We are hoping to house a Ukrainian family from the end of the month , a woman and 3 girls over 12.My wife is between jobs so can do the driving for a month.
After that, we're not sure. I was thinking of lending/giving the family the money for a car.
I know nothing about cars and am a non driver. Can you buy a reliable car for £1500 max? Just comparing it to a bike where I would never recommend a £100 bike.
Any advice appreciated.
Thanks
Tony
 
Just a thought, try contacting a local 2nd hand car dealer and see if they could help. People are mostly very positive about the plight of Ukrainians so an association with such would be a bonus for any business involved.
Excellent idea
They could go for the publicity and cheap or even free
 
I use a 1998 Ford Focus to commute to work. 40 mile round trip. Cost me £600 four years ago and never fails. Only have wear and tear repairs on the yearly service. It's a Ghia so the CD player is decent enough as well. Appreciate a lot of people would not want to be seen driving a 25 year old car (my son is one!) but it certainly doesn't bother me.
 
Just a thought, try contacting a local 2nd hand car dealer and see if they could help. People are mostly very positive about the plight of Ukrainians so an association with such would be a bonus for any business involved.

This - they may have a P/X knocking around you could borrow.

Failing that, as a connoisseur of low budget motoring, a manual Ford Focus or Peugeot 307/308 5 door or estate spring to mind.
 
You should be able to find a Honda Accord at around that price. Honda reliability and ample room, especially if you can source an estate.
 
my Dads Ford Focus has been bullet proof. His early one rusted away.

"They all do that, Sir, it's a feature". Mechanically they are bulletproof as you say, they do tend to rust. Mazda 3 and Volvo S40/V50/C30 are based on the same platform as the Late-2000s model Focus
 
Ford badge, 10+ years old, ideally below 100k miles.
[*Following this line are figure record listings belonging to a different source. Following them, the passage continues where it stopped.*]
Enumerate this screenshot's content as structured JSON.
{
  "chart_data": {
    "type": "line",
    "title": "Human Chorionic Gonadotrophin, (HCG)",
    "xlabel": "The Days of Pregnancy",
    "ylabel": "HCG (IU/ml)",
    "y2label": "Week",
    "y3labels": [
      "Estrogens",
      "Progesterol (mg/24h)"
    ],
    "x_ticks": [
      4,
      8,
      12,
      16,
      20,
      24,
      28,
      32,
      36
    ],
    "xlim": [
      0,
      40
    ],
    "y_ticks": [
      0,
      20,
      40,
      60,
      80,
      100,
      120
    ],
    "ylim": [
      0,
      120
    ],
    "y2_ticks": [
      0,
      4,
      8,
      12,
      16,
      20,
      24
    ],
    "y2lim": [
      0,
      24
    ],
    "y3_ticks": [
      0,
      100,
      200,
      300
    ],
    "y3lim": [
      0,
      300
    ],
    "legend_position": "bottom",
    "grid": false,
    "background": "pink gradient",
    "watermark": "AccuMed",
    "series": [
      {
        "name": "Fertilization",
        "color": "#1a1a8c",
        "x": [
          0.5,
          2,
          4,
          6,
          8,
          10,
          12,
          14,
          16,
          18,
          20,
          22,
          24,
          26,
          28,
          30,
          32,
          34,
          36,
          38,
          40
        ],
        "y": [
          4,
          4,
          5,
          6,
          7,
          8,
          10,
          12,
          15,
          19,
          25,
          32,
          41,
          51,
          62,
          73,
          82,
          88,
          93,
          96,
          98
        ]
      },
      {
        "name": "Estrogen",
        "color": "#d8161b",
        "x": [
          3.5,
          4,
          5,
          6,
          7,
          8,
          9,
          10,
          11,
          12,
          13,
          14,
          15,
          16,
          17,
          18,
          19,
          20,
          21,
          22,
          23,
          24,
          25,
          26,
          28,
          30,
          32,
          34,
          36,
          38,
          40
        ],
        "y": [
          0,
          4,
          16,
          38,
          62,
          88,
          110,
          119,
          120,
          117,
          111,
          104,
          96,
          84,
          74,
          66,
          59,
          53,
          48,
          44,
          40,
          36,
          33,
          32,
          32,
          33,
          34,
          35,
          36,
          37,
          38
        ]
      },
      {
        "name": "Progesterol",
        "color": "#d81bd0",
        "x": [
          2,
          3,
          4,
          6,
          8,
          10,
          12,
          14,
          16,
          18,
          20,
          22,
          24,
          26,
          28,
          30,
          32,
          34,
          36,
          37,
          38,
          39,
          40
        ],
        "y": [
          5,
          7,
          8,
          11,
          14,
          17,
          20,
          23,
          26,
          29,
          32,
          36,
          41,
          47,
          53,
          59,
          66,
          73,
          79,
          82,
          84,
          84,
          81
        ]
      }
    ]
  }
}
Petrol engine if you can find one. Yes, fuel use will be more but they won't be doing mega miles. Ensure 6+ months MoT. £1500, take your pick, even in the current world of elevated prices.
I run older cars, my current car is a 2009 diesel Audi A5 with 188k miles on board. I had great service from a Ford Mondeo 1.8 petrol, 2003. Bought it in 2014 with 95k miles, covered 60k incident free miles in 4 years at a cost of about £300 a year in servicing and MoT repairs (the usual run of brakes, suspension bushes, bearings etc). 38mog average over that time and tyres at £50 a corner. It was nice to drive too, against the odds. I'd have a Mondeo, Focus, Fiesta as a daily hack tomorrow, without hesitation.
 
I would get an insurance quote and see how driver licencing works before worrying too much about vehicle specifics. That sorted, a 10-15 year old Ford Focus/Fiesta seems sensible.
 
Definitely check insurance first and don't forget vehicle licence duty as well, differences there can be huge.

I'd say for a car at this level the make and model of the car is rather less important than the condition and history. I'd be looking for a 10+ year old small engined petrol car owned by an older person that doesn't drive a lot and has it serviced every year.